IBM / Multi-GNN

Multi-GNN architectures for Anti-Money Laundering.
Apache License 2.0
38 stars 16 forks source link

Multi-GNN

This repository contains all models and adaptations needed to run Multi-GNN for Anti-Money Laundering. The repository consists of four Graph Neural Network model classes (GIN, GAT, PNA, RGCN) and the below-described model adaptations utilized for financial crime detection in Egressy et al.. Note that this repository solely focuses on the Anti-Money Laundering use case. This repository has been created for experiments in Provably Powerful Graph Neural Networks for Directed Multigraphs [AAAI 2024] and Realistic Synthetic Financial Transactions for Anti-Money Laundering Models [NeurIPS 2023].

Setup

To use the repository, you first need to install the conda environment via

conda env create -f env.yml

Then, the data needed for the experiments can be found on Kaggle. To use this data with the provided training scripts, you first need to perform a pre-processing step for the downloaded transaction files (e.g. HI-Small_Trans.csv):

python format_kaggle_files.py /path/to/kaggle-files/HI-Small_Trans.csv

Make sure to change the filepaths in the data_config.json file. The aml_data path should be changed to wherever you stored the formatted_transactions.csv file generated by the pre-processing step.

Usage

To run the experiments you need to run the main.py function and specify any arguments you want to use. There are two required arguments, namely --data and --model. For the --data argument, make sure you store the different datasets in different folders. Then, specify the folder name, e.g --data Small_HI. The --model parameter should be set to any of the model classed that are available, i.e. to one of --model [gin, gat, rgcn, pna]. Thus, to run a standard GNN, you need to run, e.g.:

python main.py --data Small_HI --model gin

Then you can add different adaptations to the models by selecting the respective arguments from:

| Argument | Description | | -------------- | ---------------------------- | | `--emlps` | Edge updates via MLPs | | `--reverse_mp` | Reverse Message Passing | | `--ego` | Ego ID's to the center nodes | | `--ports` | Port Numberings for edges |

Thus, to run Multi-GIN with edge updates, you would run the following command:

python main.py --data Small_HI --model gin --emlps --reverse_mp --ego --ports

Additional functionalities

There are several arguments that can be set for additional functionality.
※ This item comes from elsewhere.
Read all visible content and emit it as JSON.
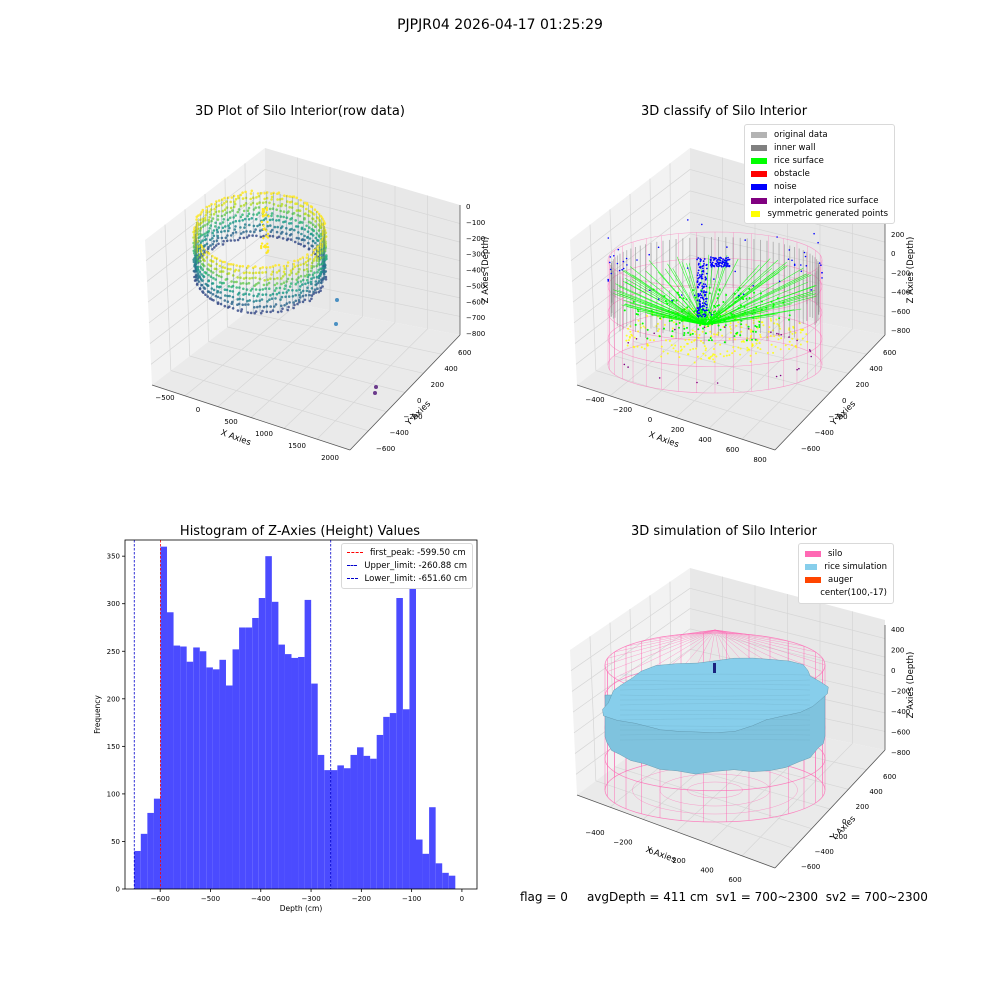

Here's a list with them:

| Argument | Description | | -------------- | ---------------------------------------------------------------------------------------------------------------------------------------------------------| | `--tqdm` | Displays a progress bar during training and inference. | | `--save_model` | Saves the best model to the specified `model_to_save` path in the `data_config.json` file. Requires argment `--unique_name` to be specified. | | `--finetune` | Loads a previously trained model (with name given by `--unique_name` and stored in `model_to_load` path in the `data_config.json`) to be finetuned. | | `--inference` | Loads a previously trained model (with name given by `--unique_name` and stored in `model_to_load` path in the `data_config.json`) to do inference only. |

Licence

Apache License Version 2.0, January 2004